Les différences entre P. deltoïdes et P. trichocarpa sont minimes. Néanmoins, la vitesse de croissance des radicelles des semis est plus élevée pour le P. trichocarpa. Cette caractéristique, associée à une période moins tardive de floraison et de dissémination de semences, est à mettre en relation avec l'exigence d'un substrat de germination plus humide pour les P. trichocarpa. Cette spécificité résulte d'une pression de sélection due aux facteurs environnementaux. Un sol acide à neutre convient bien à la germination des semis de P. trichocarpa. Par contre, les P. deltoïdes supportent plus facilement des sols faiblement alcalins.

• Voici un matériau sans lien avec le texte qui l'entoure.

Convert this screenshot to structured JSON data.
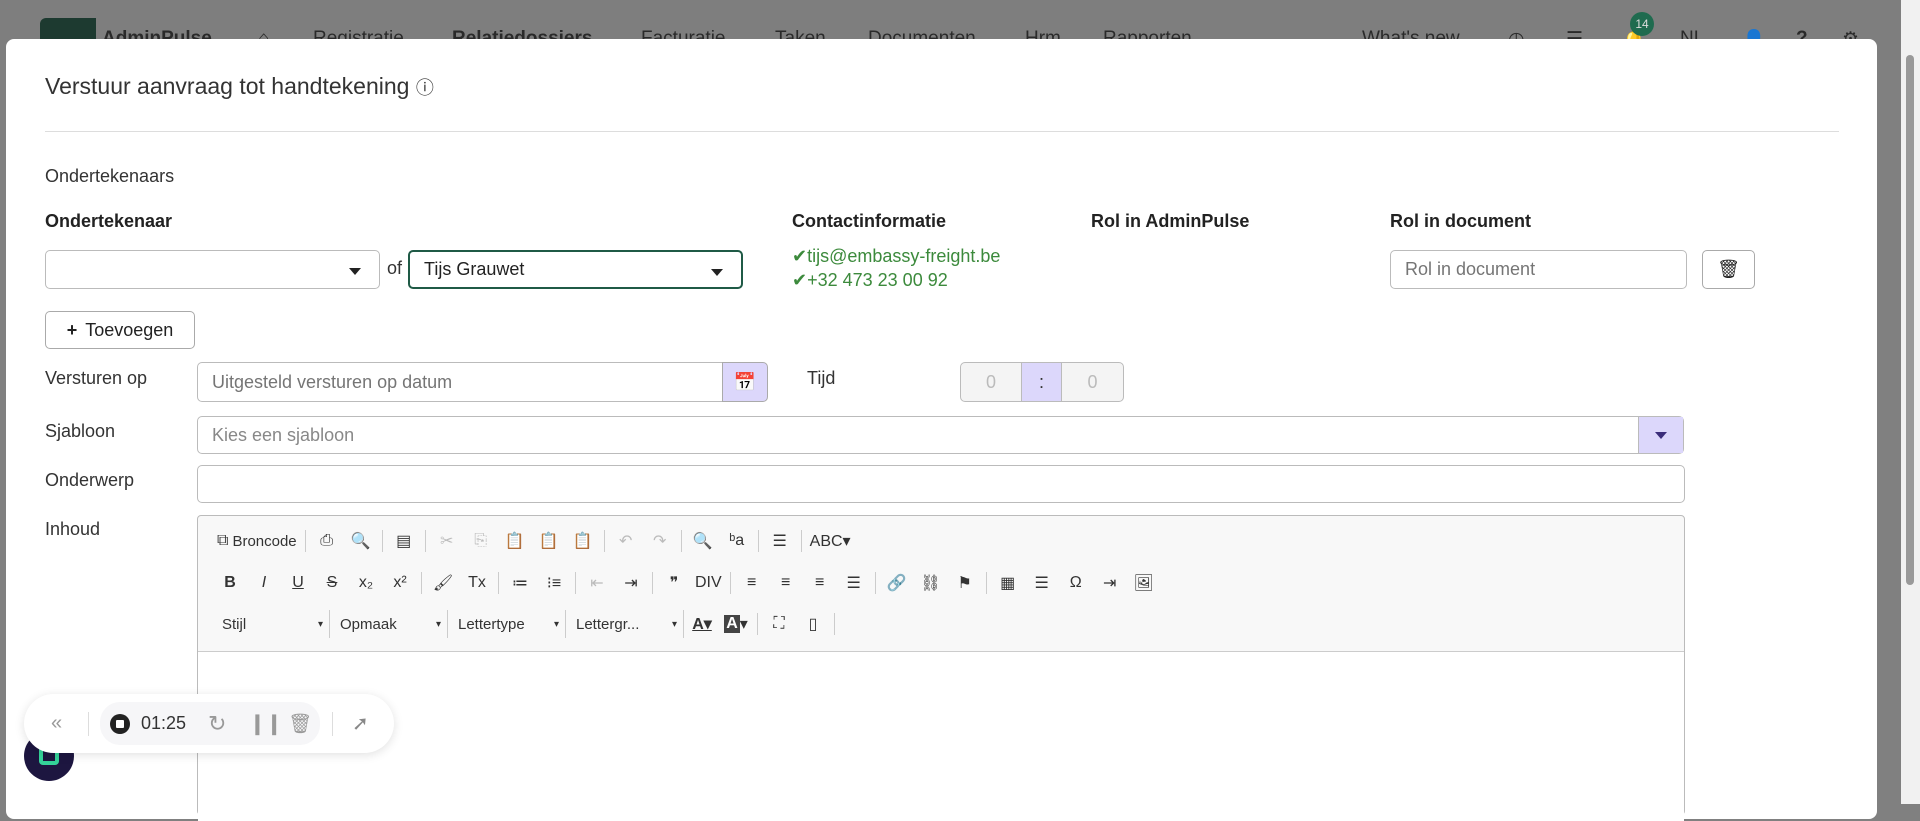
{
  "topnav": {
    "brand": "AdminPulse",
    "items": [
      "Registratie",
      "Relatiedossiers",
      "Facturatie",
      "Taken",
      "Documenten",
      "Hrm",
      "Rapporten"
    ],
    "whats_new": "What's new",
    "notifications": "14",
    "lang": "NL",
    "help": "?"
  },
  "modal": {
    "title": "Verstuur aanvraag tot handtekening",
    "section": "Ondertekenaars",
    "headers": {
      "signer": "Ondertekenaar",
      "contact": "Contactinformatie",
      "role_ap": "Rol in AdminPulse",
      "role_doc": "Rol in document"
    },
    "of": "of",
    "signer_value": "Tijs Grauwet",
    "email": "tijs@embassy-freight.be",
    "phone": "+32 473 23 00 92",
    "role_placeholder": "Rol in document",
    "add_label": "Toevoegen",
    "send_on_label": "Versturen op",
    "send_on_placeholder": "Uitgesteld versturen op datum",
    "time_label": "Tijd",
    "hour": "0",
    "colon": ":",
    "minute": "0",
    "template_label": "Sjabloon",
    "template_placeholder": "Kies een sjabloon",
    "subject_label": "Onderwerp",
    "content_label": "Inhoud"
  },
  "editor": {
    "source": "Broncode",
    "combos": [
      "Stijl",
      "Opmaak",
      "Lettertype",
      "Lettergr..."
    ],
    "row1": [
      [
        "source-icon",
        "⧉"
      ],
      "|",
      [
        "templates-icon",
        "⎙"
      ],
      [
        "preview-icon",
        "🔍"
      ],
      "|",
      [
        "new-page-icon",
        "▤"
      ],
      "|",
      [
        "cut-icon",
        "✂",
        1
      ],
      [
        "copy-icon",
        "⎘",
        1
      ],
      [
        "paste-icon",
        "📋"
      ],
      [
        "paste-text-icon",
        "📋"
      ],
      [
        "paste-word-icon",
        "📋"
      ],
      "|",
      [
        "undo-icon",
        "↶",
        1
      ],
      [
        "redo-icon",
        "↷",
        1
      ],
      "|",
      [
        "find-icon",
        "🔍"
      ],
      [
        "replace-icon",
        "ᵇa"
      ],
      "|",
      [
        "select-all-icon",
        "☰"
      ],
      "|",
      [
        "spellcheck-icon",
        "ABC▾"
      ]
    ],
    "row2": [
      [
        "bold-icon",
        "B"
      ],
      [
        "italic-icon",
        "I"
      ],
      [
        "underline-icon",
        "U"
      ],
      [
        "strike-icon",
        "S"
      ],
      [
        "subscript-icon",
        "x₂"
      ],
      [
        "superscript-icon",
        "x²"
      ],
      "|",
      [
        "format-painter-icon",
        "🖌"
      ],
      [
        "remove-format-icon",
        "Tx"
      ],
      "|",
      [
        "numbered-list-icon",
        "≔"
      ],
      [
        "bullet-list-icon",
        "⁝≡"
      ],
      "|",
      [
        "outdent-icon",
        "⇤",
        1
      ],
      [
        "indent-icon",
        "⇥"
      ],
      "|",
      [
        "blockquote-icon",
        "❞"
      ],
      [
        "div-icon",
        "DIV"
      ],
      "|",
      [
        "align-left-icon",
        "≡"
      ],
      [
        "align-center-icon",
        "≡"
      ],
      [
        "align-right-icon",
        "≡"
      ],
      [
        "justify-icon",
        "☰"
      ],
      "|",
      [
        "link-icon",
        "🔗"
      ],
      [
        "unlink-icon",
        "⛓"
      ],
      [
        "anchor-icon",
        "⚑"
      ],
      "|",
      [
        "table-icon",
        "▦"
      ],
      [
        "hr-icon",
        "☰"
      ],
      [
        "special-char-icon",
        "Ω"
      ],
      [
        "page-break-icon",
        "⇥"
      ],
      [
        "image-icon",
        "🖼"
      ]
    ]
  },
  "recorder": {
    "time": "01:25"
  },
  "colors": {
    "green": "#3c8a3c",
    "accent": "#dcd7fb",
    "focus": "#1f5a46"
  }
}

Les régénérations spontanées en vallées forment des boisements mono spécifiques ou les arbres dominants étouffent progressivement les voisins dominés. Par cette concurrence, l'élimination naturelle des individus faibles au profit des plus performants, amène la formation d'écotypes adaptés aux conditions de leur environnement. Le facteur "chance" jouant en faveur de l'arbre dominant (micro-condition de sol, dégâts aux semis, etc.), l'apport continu de nouvelles semences d'origines multiples, et le court cycle de vie des peupliers dans ces conditions ripicoles, sont les trois éléments majeurs favorisant un enrichissement génétique de ces boisements spontanés. Il en résulte une diversité génétique élevée, et ce, malgré la sélection continue qui s'opère sur ces populations. Ces communautés populicoles sont ouvertes pour le peuplier mais peu perméables pour les autres essences, moins aptes à coloniser ces milieux instables. Les régénérations naturelles de peupliers sont donc des boisements monospécifiques et polyclonaux.

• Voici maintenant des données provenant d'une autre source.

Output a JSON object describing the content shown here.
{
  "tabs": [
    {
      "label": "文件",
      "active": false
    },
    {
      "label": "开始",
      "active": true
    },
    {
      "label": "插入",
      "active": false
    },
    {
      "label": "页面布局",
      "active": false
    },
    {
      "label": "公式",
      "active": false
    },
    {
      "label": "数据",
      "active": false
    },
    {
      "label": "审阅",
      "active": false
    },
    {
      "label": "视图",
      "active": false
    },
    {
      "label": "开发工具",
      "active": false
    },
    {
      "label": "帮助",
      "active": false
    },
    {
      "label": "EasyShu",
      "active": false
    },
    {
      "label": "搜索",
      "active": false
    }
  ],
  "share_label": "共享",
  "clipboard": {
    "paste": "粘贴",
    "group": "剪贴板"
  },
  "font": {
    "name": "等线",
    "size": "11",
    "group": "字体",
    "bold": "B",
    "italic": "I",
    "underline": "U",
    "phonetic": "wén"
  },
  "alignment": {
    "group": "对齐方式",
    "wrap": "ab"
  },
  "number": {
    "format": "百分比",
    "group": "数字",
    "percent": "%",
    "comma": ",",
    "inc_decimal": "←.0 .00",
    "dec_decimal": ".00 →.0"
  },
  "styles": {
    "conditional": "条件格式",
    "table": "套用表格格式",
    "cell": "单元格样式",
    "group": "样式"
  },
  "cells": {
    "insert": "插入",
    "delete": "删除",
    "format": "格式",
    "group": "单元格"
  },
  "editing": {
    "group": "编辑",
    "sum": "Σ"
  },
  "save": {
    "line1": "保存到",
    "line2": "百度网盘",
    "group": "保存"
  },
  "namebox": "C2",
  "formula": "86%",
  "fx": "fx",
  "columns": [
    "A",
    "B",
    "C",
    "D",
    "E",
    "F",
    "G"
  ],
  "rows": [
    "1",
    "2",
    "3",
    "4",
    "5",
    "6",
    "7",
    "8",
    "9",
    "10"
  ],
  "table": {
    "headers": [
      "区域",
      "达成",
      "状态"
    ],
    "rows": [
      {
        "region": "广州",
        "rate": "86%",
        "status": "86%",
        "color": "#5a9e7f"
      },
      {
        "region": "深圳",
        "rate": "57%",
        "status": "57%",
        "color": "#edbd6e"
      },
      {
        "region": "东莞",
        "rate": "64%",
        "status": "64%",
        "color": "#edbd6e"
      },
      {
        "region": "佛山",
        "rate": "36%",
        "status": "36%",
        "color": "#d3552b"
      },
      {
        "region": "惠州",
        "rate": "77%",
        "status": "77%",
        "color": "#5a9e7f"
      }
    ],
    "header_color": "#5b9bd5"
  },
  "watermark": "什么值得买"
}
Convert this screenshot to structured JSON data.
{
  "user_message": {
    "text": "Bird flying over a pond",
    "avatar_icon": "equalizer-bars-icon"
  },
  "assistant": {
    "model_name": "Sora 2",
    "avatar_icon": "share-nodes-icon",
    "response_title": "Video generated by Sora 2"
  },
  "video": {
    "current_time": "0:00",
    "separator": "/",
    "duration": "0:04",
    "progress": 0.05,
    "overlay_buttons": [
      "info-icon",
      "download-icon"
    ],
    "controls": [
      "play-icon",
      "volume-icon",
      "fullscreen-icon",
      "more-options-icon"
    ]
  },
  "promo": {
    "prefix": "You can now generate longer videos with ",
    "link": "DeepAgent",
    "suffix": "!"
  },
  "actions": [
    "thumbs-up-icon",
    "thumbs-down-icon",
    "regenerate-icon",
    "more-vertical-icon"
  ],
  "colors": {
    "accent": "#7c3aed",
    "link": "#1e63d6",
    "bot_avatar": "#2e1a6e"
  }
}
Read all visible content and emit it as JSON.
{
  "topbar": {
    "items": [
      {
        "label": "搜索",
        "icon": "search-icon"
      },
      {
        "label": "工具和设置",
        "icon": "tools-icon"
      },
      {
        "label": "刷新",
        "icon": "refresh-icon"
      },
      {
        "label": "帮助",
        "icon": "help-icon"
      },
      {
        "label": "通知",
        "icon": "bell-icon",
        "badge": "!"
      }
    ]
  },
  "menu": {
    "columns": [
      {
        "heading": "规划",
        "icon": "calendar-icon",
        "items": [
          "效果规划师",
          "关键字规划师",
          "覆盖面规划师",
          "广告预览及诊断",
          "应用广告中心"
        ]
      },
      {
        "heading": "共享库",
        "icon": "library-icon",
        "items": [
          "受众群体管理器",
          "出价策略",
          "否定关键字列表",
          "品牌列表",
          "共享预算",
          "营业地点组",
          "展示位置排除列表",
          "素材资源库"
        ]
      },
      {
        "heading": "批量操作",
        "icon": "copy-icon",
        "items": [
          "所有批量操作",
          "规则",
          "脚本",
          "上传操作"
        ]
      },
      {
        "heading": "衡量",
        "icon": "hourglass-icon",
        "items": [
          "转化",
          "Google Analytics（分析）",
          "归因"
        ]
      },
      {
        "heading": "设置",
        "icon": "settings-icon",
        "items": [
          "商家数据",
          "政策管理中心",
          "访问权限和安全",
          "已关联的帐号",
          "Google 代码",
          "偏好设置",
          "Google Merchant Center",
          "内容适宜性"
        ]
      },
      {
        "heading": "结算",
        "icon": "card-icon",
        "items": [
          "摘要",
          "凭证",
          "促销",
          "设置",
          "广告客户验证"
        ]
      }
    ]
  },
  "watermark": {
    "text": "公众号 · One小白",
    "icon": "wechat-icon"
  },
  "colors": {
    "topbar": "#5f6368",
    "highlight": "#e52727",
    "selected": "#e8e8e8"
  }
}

La rapide maturation des arbres de ces îlots de régénération naturelle multiplie les points de départ de nouvelles disséminations. Le cycle se répète alors en dispersant le pollen et les semences sur de grandes étendues. La répartition du P. deltoïdes sur plus de 3.000 km le long du Mississippi illustre cette migration. La distribution du P. nigra le long de la Loire et du Danube constitue pour sa part un exemple européen peu étudié.

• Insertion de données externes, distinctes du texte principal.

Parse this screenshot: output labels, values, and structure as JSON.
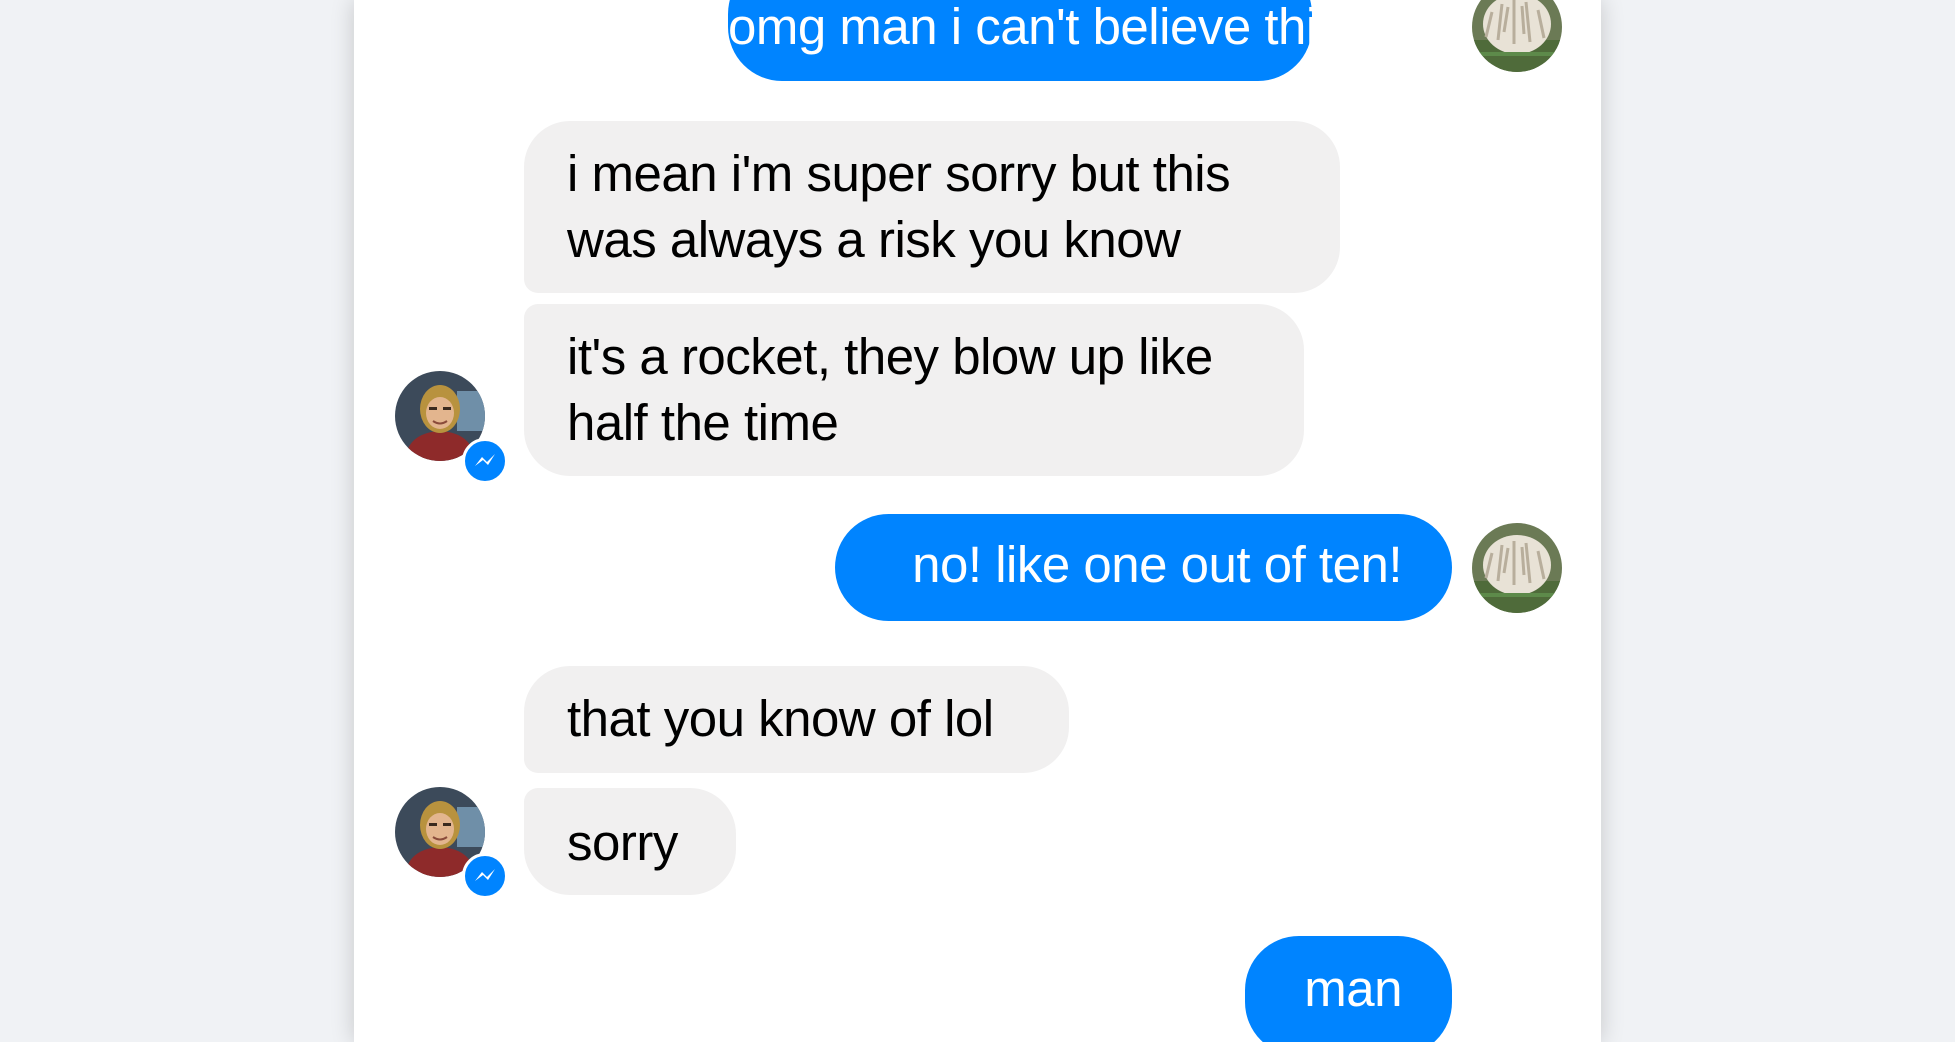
{
  "conversation": {
    "messages": [
      {
        "sender": "me",
        "text": "omg man i can't believe this"
      },
      {
        "sender": "them",
        "lines": [
          "i mean i'm super sorry but this",
          "was always a risk you know"
        ]
      },
      {
        "sender": "them",
        "lines": [
          "it's a rocket, they blow up like",
          "half the time"
        ]
      },
      {
        "sender": "me",
        "text": "no! like one out of ten!"
      },
      {
        "sender": "them",
        "text": "that you know of lol"
      },
      {
        "sender": "them",
        "text": "sorry"
      },
      {
        "sender": "me",
        "text": "man"
      }
    ]
  },
  "avatars": {
    "me": "dog-avatar-icon",
    "them": "person-avatar-icon",
    "badge": "messenger-badge-icon"
  },
  "colors": {
    "page_bg": "#f0f2f5",
    "panel_bg": "#ffffff",
    "outgoing_bubble": "#0084ff",
    "outgoing_text": "#ffffff",
    "incoming_bubble": "#f1f0f0",
    "incoming_text": "#000000",
    "badge": "#0084ff"
  }
}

Au printemps, le sol minéral frais, nécessaire à la germination des semences, se trouve à proximité des champs et dans les trouées forestières. Dans les régions humides au nord des États-Unis, les P. deltoïdes et P. trichocarpa colonisent ces espaces hors vallée. Dans ces situations, la pérennité des arbres isolés ou des petits bosquets de peupliers est réduite, en raison de la forte concurrence d'autres essences forestières pionnières, tels le bouleau ou l'aulne.